Incidentally, for one who puts himself forward as knowledgeable about the evolution of ideas, he advances some strange notions about the eighteenth century enlightenment and nineteenth century reactions against it. But that's another story.

 

Traditions instead of Tradition

In addition to this divorce of faith from dogma, and this identification of faith with evolving theologies, is another desecration of things Catholic, sacred tradition.

Have you noticed that progressive Catholics avoid talking about 'tradition,' or 'the tradition,' or 'sacred tradition'? They prefer to speak of 'a tradition' or of 'traditions.' And they like to throw traditionalists off balance by misusing the word, for example, by speaking of the Catholic tradition of priests wearing the Roman collar (where 'custom' would be a better term), or the traditional belief in Jesus' compassion (instead of the biblical belief).

Here is a place where Archbishop Weakland gives the word still another twist: The Second Vatican Council's "Declaration on Religious Freedom... means that the Catholic tradition is one of many and must be willing to enter the public square without preferential place in order to persuade others of the rightness of its position." Tradition in this case obviously means church, that is, 'the one, true Church, outside of which there is no salvation.' So that what the Archbishop is saying is that the one true Church is one of many one true churches. Well, don't expect logic where truth is so far distant.

There are those who insist that the Vatican II idea of religious liberty can be construed in a Catholic sense, if interpreted according to tradition, but as a matter of fact the usual understanding is exactly this protestant, non-denominational, free-market-place-of-ideas, non-sectarian, freedom-of-choice, personal-individual-rights understanding that Weakland proposes here. It is about as easy to make religious freedom Catholic as it is to put a camel through the eye of a needle.

Incidentally, it is not Weakland's habit to interpret new ideas like liberation theology in the light of tradition but rather to re-interpret tradition in the light of the hottest new ideas. Thus he looked at Church creeds in the light of liberation theology's experiential proclivities, and found creeds wanting.

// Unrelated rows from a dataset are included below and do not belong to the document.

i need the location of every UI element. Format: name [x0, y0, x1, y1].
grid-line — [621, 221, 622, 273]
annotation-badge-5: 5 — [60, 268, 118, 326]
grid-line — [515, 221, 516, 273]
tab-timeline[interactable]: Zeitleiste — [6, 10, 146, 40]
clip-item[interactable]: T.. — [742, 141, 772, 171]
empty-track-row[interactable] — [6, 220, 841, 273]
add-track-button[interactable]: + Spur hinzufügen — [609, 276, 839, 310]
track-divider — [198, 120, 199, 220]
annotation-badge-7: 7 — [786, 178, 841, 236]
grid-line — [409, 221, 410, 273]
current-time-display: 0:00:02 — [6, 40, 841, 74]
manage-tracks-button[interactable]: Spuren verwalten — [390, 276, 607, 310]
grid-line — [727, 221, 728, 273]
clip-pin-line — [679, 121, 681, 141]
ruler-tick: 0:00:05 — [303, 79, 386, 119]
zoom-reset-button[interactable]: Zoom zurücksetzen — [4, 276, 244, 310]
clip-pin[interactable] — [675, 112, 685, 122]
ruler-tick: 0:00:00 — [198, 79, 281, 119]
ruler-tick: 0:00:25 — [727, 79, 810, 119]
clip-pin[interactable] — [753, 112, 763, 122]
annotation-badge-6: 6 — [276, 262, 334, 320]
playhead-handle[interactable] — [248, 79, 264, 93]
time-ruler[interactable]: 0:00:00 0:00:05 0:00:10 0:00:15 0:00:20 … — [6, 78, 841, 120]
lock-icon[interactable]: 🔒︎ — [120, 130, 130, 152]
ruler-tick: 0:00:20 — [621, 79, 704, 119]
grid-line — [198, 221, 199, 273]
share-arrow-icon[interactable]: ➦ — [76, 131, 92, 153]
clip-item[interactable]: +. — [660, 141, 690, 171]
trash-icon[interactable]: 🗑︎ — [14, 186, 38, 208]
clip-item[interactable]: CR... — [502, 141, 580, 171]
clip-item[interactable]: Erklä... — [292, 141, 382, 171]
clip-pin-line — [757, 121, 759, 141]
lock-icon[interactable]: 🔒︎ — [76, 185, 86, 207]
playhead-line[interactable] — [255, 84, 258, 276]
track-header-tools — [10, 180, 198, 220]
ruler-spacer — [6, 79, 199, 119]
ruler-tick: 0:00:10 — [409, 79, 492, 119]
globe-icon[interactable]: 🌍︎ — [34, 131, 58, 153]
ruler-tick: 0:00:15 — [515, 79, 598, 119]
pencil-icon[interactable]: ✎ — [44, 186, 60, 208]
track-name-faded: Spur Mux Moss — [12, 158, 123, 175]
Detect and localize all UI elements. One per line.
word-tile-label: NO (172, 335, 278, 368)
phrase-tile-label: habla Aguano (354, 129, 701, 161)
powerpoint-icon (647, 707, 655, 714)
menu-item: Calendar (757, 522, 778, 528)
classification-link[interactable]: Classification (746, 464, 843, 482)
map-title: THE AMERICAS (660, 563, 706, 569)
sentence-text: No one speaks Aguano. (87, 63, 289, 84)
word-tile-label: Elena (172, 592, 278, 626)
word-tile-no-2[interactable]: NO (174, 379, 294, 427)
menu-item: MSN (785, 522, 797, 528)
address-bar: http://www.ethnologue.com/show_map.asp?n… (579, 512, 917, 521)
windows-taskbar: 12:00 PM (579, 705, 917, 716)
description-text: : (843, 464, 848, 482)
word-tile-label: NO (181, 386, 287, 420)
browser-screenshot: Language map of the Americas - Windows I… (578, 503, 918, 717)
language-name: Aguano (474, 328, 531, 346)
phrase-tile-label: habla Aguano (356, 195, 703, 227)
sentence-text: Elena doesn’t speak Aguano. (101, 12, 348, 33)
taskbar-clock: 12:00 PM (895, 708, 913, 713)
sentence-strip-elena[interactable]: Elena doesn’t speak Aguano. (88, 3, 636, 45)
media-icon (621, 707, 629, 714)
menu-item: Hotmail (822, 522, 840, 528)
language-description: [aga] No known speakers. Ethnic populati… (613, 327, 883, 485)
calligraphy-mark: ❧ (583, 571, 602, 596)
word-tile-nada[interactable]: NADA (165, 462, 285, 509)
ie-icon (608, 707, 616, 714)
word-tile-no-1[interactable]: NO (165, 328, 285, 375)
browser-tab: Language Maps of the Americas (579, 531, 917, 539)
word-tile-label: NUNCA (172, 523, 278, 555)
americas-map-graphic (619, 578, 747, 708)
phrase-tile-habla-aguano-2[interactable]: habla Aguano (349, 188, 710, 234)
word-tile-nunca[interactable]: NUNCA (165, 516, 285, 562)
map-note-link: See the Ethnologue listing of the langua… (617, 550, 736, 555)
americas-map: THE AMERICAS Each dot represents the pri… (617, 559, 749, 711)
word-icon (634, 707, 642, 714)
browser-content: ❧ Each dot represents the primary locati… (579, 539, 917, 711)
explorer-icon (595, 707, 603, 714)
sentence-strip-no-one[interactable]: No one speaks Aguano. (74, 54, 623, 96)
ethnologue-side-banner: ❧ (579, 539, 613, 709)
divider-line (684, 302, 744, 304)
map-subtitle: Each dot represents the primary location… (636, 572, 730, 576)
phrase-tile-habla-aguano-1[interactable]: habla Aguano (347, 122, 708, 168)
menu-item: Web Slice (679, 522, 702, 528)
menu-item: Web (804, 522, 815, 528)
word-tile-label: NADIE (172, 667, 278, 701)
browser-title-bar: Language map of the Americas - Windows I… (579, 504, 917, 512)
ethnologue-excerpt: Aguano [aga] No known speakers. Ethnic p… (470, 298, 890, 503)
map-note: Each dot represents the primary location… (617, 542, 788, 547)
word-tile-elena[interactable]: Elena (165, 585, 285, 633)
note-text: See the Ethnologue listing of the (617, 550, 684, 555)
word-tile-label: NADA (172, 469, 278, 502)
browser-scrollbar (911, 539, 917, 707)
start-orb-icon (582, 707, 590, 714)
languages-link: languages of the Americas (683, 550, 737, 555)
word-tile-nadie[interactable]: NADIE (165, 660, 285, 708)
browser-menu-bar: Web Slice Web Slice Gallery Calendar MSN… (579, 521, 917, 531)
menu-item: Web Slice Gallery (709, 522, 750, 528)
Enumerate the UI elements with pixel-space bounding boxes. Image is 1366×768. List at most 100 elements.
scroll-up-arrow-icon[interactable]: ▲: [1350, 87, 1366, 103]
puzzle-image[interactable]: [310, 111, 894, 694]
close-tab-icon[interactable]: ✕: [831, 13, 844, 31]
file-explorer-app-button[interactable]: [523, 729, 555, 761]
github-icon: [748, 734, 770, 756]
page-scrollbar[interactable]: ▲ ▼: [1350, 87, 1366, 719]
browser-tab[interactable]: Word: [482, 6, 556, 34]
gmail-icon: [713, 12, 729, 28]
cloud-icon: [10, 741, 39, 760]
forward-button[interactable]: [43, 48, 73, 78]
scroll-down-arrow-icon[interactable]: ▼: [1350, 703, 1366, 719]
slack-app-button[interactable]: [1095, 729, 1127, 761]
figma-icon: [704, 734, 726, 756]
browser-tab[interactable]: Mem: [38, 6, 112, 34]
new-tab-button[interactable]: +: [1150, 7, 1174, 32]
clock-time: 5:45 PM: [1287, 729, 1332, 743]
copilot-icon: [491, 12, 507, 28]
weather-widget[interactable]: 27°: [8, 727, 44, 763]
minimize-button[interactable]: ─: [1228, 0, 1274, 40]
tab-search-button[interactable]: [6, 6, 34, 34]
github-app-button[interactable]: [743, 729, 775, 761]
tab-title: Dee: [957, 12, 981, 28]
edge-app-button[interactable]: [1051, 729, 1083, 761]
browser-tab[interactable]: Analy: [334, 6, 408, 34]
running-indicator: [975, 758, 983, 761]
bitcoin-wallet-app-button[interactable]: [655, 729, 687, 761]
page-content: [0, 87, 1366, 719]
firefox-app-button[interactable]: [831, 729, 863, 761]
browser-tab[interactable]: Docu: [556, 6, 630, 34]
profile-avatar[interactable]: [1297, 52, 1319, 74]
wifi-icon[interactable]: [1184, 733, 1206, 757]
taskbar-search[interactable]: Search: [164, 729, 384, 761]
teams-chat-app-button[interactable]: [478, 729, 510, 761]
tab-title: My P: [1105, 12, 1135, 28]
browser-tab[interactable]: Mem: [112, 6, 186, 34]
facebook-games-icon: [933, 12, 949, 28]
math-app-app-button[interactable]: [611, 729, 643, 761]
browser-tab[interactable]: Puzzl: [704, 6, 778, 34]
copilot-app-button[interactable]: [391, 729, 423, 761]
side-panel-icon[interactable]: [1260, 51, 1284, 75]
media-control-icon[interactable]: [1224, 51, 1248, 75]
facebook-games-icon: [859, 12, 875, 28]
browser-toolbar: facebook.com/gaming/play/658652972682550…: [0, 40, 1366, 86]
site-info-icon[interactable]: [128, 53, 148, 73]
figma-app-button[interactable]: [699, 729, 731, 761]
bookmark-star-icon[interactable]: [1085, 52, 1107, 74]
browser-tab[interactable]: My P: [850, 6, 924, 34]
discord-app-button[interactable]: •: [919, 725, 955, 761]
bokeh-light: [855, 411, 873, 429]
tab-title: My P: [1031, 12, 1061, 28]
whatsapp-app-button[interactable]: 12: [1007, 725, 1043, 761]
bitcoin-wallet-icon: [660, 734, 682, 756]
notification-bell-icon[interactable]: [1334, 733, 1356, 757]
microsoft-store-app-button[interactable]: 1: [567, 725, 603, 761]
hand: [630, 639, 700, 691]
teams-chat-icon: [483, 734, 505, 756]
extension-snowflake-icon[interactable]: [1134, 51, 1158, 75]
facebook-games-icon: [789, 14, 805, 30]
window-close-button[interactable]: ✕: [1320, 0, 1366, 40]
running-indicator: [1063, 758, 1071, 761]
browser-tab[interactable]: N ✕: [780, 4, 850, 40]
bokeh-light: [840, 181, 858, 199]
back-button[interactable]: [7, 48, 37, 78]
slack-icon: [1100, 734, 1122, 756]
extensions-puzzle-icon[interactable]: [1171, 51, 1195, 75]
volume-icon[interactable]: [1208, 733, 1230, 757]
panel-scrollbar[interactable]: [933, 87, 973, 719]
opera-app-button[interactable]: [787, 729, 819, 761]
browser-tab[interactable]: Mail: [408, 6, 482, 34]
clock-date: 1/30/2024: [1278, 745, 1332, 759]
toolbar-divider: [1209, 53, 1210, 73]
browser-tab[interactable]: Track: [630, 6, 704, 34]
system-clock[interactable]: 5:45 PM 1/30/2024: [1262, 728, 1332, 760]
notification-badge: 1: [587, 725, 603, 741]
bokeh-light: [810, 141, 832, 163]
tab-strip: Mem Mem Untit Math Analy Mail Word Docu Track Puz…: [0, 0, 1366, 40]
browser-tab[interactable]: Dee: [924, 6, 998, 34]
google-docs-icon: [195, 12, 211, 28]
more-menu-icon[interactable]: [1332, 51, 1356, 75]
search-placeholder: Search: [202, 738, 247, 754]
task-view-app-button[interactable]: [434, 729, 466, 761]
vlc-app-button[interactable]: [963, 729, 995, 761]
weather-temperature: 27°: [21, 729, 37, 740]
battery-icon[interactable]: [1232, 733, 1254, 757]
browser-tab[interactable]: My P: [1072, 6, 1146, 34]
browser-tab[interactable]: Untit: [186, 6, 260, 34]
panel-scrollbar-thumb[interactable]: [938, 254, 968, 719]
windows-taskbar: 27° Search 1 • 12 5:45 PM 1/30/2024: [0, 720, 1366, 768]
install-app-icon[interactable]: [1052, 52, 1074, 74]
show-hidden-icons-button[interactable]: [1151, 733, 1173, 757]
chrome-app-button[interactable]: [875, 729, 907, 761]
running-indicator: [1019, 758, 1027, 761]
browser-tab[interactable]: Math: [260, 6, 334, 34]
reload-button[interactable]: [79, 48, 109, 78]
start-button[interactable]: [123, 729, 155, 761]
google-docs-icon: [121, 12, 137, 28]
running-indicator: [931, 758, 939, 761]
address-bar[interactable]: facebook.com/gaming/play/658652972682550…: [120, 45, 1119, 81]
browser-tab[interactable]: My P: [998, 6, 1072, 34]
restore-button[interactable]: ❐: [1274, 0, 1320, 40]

In this talk, Archbishop Weakland does not use 'living tradition,' although it is a buzz word among his faction. And since we are in the neighborhood where sacred tradition is often mugged, let's pause and toss a couple of bricks through the windows of this 'living tradition.' Now this term can only mean either: 1) a thing from the past which is handed on alive to the present generation (in which case it is just plain tradition, and 'living' is some kind of smokescreen), or 2) a thing from the past which has been altered into something new, a novelty made out of history's refuse—as you might mount a stereo inside an old-fashioned ice box. But a novelty is the opposite of a tradition.

Furthermore, 'living' traditions imply that there are dead traditions. But a dead tradition is a non-entity: a thing handed down (tradere, to hand down) which has not been handed down. Such a thing is not a tradition at all, dead or alive, but history. 'Living tradition' is always used to insinuate that somebody (a traditionalist) is trying to live dead traditions, or to imply that a belief or practice of former believers (the ancients that St. Thomas spoke of) is not really Catholic unless it has been renewed or modernized by the spirit of Vatican II.

Alas, I have used up my space, and a dozen juicy targets still remain in the Archbishop's talk.

I hope at least to have shown some of the ways in which the faith of our fathers is being gutted by our shepherds. Nor do they attack just a few articles of the faith but the very possibility of faith, as St. Pius X frequently observed about modernists. For how can the Catholic faith be in a person who has an aversion to dogma, who believes faith to be evolving theological opinions, and who despises history and tradition?